Parente di un boss può aprire una sala slot

PORTOGRUARO. Avere parentele con persone pregiudicate non è condizione sufficiente perché la Questura possa negare l’autorizzazione per l’esercizio dell’attività di raccolta scommesse. Lo ha stabilito una sentenza del tribunale amministrativo regionale destinata a fare scuola, in riferimento al ricorso presentato da Antonino Litteri e dalla società “Beginbet di Litteri Antonino & C”, difesi dall’avvocato Agatino Cariola di Catania.
Litteri si era rivolto al Tar dopo che la Questura di Venezia, a febbraio 2017, aveva negato l’autorizzazione all’apertura della sala scommesse al civico 20 di via Andrea Bon.

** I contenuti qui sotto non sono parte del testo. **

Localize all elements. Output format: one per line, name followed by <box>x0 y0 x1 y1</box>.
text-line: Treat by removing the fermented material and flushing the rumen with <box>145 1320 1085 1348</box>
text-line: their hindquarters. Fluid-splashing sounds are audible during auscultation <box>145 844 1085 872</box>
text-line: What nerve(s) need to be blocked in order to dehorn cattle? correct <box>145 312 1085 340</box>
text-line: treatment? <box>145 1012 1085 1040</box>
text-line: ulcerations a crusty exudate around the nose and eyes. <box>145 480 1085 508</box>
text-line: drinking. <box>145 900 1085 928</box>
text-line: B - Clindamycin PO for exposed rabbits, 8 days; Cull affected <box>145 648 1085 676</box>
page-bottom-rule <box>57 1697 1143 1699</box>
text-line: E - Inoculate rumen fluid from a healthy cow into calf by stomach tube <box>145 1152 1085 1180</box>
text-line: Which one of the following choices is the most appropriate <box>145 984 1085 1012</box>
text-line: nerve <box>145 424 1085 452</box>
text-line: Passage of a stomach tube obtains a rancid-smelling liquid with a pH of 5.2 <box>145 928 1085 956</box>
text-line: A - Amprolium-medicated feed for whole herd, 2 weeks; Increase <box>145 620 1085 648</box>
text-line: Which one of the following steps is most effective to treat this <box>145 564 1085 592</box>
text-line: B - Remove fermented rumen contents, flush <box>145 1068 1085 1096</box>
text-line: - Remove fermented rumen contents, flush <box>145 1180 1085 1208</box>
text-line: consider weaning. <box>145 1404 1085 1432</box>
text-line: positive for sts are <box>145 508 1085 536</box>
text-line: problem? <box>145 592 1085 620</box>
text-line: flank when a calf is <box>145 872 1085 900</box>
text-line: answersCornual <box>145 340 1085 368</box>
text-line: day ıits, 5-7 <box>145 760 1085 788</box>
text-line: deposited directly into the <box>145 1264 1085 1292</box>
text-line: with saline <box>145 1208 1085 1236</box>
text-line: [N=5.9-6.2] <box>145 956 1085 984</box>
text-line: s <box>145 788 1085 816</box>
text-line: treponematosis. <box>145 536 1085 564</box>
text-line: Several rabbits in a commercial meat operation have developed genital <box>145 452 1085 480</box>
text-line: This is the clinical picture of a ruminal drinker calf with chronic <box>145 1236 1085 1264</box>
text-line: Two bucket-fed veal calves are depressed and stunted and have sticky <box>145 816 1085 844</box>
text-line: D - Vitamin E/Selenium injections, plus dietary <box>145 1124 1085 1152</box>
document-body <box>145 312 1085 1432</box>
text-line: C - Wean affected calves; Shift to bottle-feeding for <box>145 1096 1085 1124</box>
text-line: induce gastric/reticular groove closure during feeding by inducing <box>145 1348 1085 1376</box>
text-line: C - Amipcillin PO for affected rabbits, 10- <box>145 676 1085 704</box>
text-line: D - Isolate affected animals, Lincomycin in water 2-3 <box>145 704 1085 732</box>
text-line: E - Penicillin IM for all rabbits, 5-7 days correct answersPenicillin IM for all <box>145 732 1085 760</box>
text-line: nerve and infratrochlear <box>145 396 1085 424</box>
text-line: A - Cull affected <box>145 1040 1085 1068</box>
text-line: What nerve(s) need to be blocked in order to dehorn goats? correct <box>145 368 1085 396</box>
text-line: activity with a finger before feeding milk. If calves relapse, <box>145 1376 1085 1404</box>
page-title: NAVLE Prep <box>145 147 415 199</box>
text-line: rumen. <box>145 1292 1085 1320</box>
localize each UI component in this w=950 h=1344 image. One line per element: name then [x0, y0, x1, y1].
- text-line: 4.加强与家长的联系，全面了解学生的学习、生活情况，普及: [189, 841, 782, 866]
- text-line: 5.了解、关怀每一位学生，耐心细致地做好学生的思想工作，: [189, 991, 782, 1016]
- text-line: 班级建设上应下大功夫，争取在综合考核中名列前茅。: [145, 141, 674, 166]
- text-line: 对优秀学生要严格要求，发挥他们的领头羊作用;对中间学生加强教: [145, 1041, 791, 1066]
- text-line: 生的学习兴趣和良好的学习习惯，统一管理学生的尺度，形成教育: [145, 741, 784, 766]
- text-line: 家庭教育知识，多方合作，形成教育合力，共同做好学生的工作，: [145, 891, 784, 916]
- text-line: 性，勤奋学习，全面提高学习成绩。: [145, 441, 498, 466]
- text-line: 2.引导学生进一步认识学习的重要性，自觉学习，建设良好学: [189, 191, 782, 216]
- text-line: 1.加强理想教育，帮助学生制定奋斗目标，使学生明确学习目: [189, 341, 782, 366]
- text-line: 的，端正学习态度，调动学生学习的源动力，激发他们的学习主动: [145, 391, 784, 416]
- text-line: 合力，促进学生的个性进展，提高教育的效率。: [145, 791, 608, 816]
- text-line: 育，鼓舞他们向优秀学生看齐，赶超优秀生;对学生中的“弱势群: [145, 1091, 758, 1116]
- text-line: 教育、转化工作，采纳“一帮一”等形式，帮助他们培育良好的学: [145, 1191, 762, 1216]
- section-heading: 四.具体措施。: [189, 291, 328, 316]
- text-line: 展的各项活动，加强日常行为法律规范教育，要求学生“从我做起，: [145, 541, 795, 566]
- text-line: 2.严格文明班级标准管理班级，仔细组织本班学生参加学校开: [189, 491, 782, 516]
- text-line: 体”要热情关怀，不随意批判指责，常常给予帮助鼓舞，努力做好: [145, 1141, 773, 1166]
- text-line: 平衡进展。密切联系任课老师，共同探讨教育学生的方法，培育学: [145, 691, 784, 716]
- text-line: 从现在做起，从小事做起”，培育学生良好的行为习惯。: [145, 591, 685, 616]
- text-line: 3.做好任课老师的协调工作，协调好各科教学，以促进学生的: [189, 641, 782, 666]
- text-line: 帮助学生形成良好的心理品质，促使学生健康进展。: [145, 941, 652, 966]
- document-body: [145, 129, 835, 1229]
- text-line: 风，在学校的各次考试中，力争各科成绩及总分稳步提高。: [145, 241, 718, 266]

La domanda era stata presentata nel 2015, con l’entrata in vigore delle nuove disposizioni sull’autorizzazione delle sale scommesse. I giudici del tribunale amministrativo regionale hanno accolto il ricorso, annullando il provvedimento di diniego adottato dal Questore di Venezia.
Il “no” della Questura, si legge nella sentenza pubblicata nei giorni scorsi, era basato sul presupposto «delle relazioni di parentela e delle frequentazioni dell’istante con soggetti pregiudicati», sottolineando che «l’attività richiesta ben si presta ad illecite movimentazioni di denaro» e del fatto che «i locali possono considerarsi facile e idoneo luogo di incontro o di contatto, anche mediato, tra appartenenti alla criminalità organizzata». Tutte circostanze, queste, che avrebbero indotto la Questura «a ritenere altamente probabile che Litteri sia il cosiddetto prestanome nella gestione dell’attività di raccolta scommesse, espediente rivolto ad elidere l’ostacolo costituito dalle condizioni soggettive di chi intende gestire un esercizio».
Secondo i giudici del Tar, «l’amministrazione (ovvero la Questura) ha posto a base del diniego una serie di fatti che non appaiono sufficientemente approfonditi né valutati in rapporto al loro effettivo spessore, tenuto conto che a carico di Giuseppe Litteri sono assenti sia precedenti giudiziari che carichi pendenti. (...). Né può assumere rilievo il rapporto di parentela con Gaetano D’Angelo, noto pregiudicato, e con Giuseppe Luigi Castoro, arrestato nell’ambito dell’operazione “Leopardo” ma poi assolto». Influenze, queste, comunque smentite dalla relazione dei carabinieri di un paesino in provincia di Enna citata nel provvedimento impugnato per dimostrare l’inattendibilità del ricorrente.
Concludono dunque i giudici: «L’atto impugnato sconta un evidente deficit istruttorio e motivazionale, essendo stato emesso senza il dovuto accertamento di tutte le circostanze e gli elementi oggettivi degli episodi evocati». La Questura, dunque, deve rivalutare la pratica.